A program like GDB is almost never invoked as a one-liner at all; a command is something you type to its internal command prompt, not the shell. As with new-school CLIs like Subversuon’s, all commands begin with an action verb, but there are no switches. Each space-separated token after the verb on the command line is passed to the command handler as a positional argument.

Part of Igor’s interface is intended to be a GDB-style interpreter. In that, the release command should logically look something like this, with igor’s command prompt at the left margin.

igor> release fooproject 1.2.3 foo-1.2.3.tgz

Note that this is the same arguments in the same order as our old-school “igor -r” command, but now -r has been replaced by a command verb and the order of what follows it is fixed. If we were designing Igor to be Subversion-like, with a fire-and-forget interface and no internal command interpreter at all, it would correspond to a shell command line like this:

$ igor release fooproject 1.2.3 foo-1.2.3.tgz

This is where we get to the collision of design styles I referred to earlier. What was really confusing Ian, I think, is that part of his experience was pulling for old-school fire-and-forget with switches, part of his experience was pulling for new-school as filtered through git’s rather botched version of it, and then there is this internal GDB-like interpreter to reconcile with how the command line works.

My apprentice’s confusion was completely reasonable. There’s a real question here which the tradition he’s immersed in has no canned, best-practices answer for. Git and GDB evade it in equal and opposite ways – Git by not having any internal interpreter like GDB, GDB by not being designed to do anything in a fire-and-forget mode without going through its internal interpreter.

The question is: how do you design a tool that (a) has a GDB like internal interpreter for a command minilanguage, (b) also allows you to write useful fire-and-forget one-liners in the shell without diving into that interpreter, (c) has syntax for those one liners that looks like an old-school CLI, and (d) has only one syntax for each command?

And the answer is: you can’t actually satisfy all four of those constraints at once. One of them has to give. It’s trivially true that if you abandon (a) or (b) you evade the problem, the way Git and GDB do. The real problem is that an old-school CLI wants to have terse switch clauses with flexible order, a GDB-style minilanguage wants to have more verbose commands with positional arguments, and never these twain shall meet.

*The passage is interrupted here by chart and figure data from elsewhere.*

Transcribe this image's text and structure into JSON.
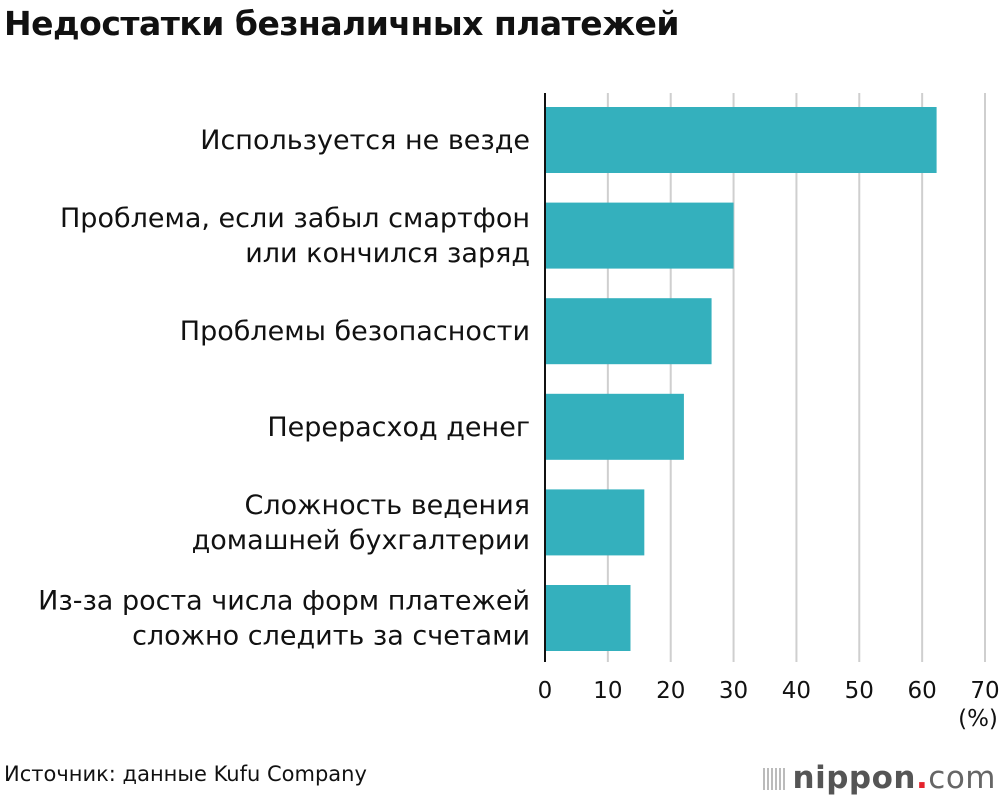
{
  "chart_data": {
    "type": "bar",
    "orientation": "horizontal",
    "title": "Недостатки безналичных платежей",
    "categories": [
      [
        "Используется не везде"
      ],
      [
        "Проблема, если забыл смартфон",
        "или кончился заряд"
      ],
      [
        "Проблемы безопасности"
      ],
      [
        "Перерасход денег"
      ],
      [
        "Сложность ведения",
        "домашней бухгалтерии"
      ],
      [
        "Из-за роста числа форм платежей",
        "сложно следить за счетами"
      ]
    ],
    "values": [
      62.3,
      30.0,
      26.5,
      22.1,
      15.8,
      13.6
    ],
    "xlim": [
      0,
      70
    ],
    "xticks": [
      0,
      10,
      20,
      30,
      40,
      50,
      60,
      70
    ],
    "xlabel": "(%)",
    "grid": true,
    "bar_color": "#34b0bd"
  },
  "source": "Источник: данные Kufu Company",
  "logo": {
    "name": "nippon",
    "dot": ".",
    "tld": "com"
  }
}
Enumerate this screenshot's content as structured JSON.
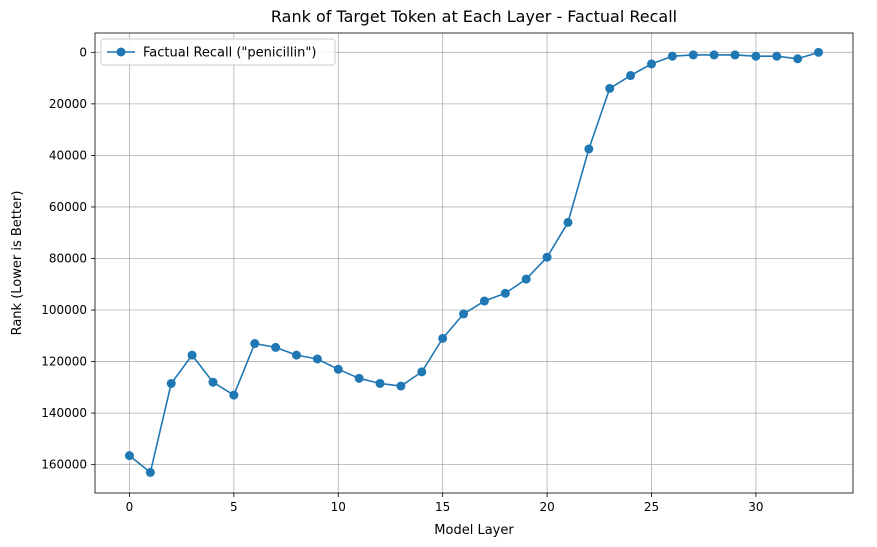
{
  "chart_data": {
    "type": "line",
    "title": "Rank of Target Token at Each Layer - Factual Recall",
    "xlabel": "Model Layer",
    "ylabel": "Rank (Lower is Better)",
    "xlim": [
      -1.65,
      34.65
    ],
    "ylim": [
      171000,
      -7500
    ],
    "y_inverted": true,
    "xticks": [
      0,
      5,
      10,
      15,
      20,
      25,
      30
    ],
    "yticks": [
      0,
      20000,
      40000,
      60000,
      80000,
      100000,
      120000,
      140000,
      160000
    ],
    "grid": true,
    "legend_position": "top-left",
    "marker": "circle",
    "color": "#1f77b4",
    "series": [
      {
        "name": "Factual Recall (\"penicillin\")",
        "x": [
          0,
          1,
          2,
          3,
          4,
          5,
          6,
          7,
          8,
          9,
          10,
          11,
          12,
          13,
          14,
          15,
          16,
          17,
          18,
          19,
          20,
          21,
          22,
          23,
          24,
          25,
          26,
          27,
          28,
          29,
          30,
          31,
          32,
          33
        ],
        "values": [
          156500,
          163000,
          128500,
          117500,
          128000,
          133000,
          113000,
          114500,
          117500,
          119000,
          123000,
          126500,
          128500,
          129500,
          124000,
          111000,
          101500,
          96500,
          93500,
          88000,
          79500,
          66000,
          37500,
          14000,
          9000,
          4500,
          1500,
          1000,
          1000,
          1000,
          1500,
          1500,
          2500,
          0
        ]
      }
    ]
  }
}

The only one-syntax-for-each-command choice you can make is to have the same command interpreter parse your command line and what the user types to the internal prompt.

I bit this bullet when I designed reposurgeon, which is why a fire-and-forget command to read a stream dump of a Subversion repository and build a live repository from it looks like this:

$ reposurgeon "read <project .svn" "prefer git" "rebuild ../overthere"

Each of those string arguments is just fed to reposurgeon’s internal interpreter; any attempt to look like an old-school CLI has been abandoned. This way, I can fire and forget multiple reposurgeon commands; for Igor, it might be more appropriate to pass all the tokens on the command line as a single command.

The other possible way Igor could go is to have a command language for the internal interpreter in which each line looks like a new-school shell command with a command verb followed by switch clusters:

$ release -t 1.2.3 -n fooproject foo-1.2.3.tgz

Which is fine except that now we’ve violated some of the implicit rules of the GDB style. Those aren’t simple positional arguments, and we’re back to the higher cognitive load of having to remember cryptic switches.

But maybe that’s what your prospective users would be comfortable with, because it fits their established habits! This seems to me unlikely but possible.

Design questions like these generally come down to having some sense of who your audience is. Who are they? What do they want? What will surprise them the least? What will fit into their existing workflows and tools best?

I could launch into a panegyric on the agile-programming practice of design-by-user-story at this point; I think this is one of the things agile most clearly gets right. Instead, I’ll leave the reader with a recommendation to read up on that idea and learn how to do it right. Your users will be grateful.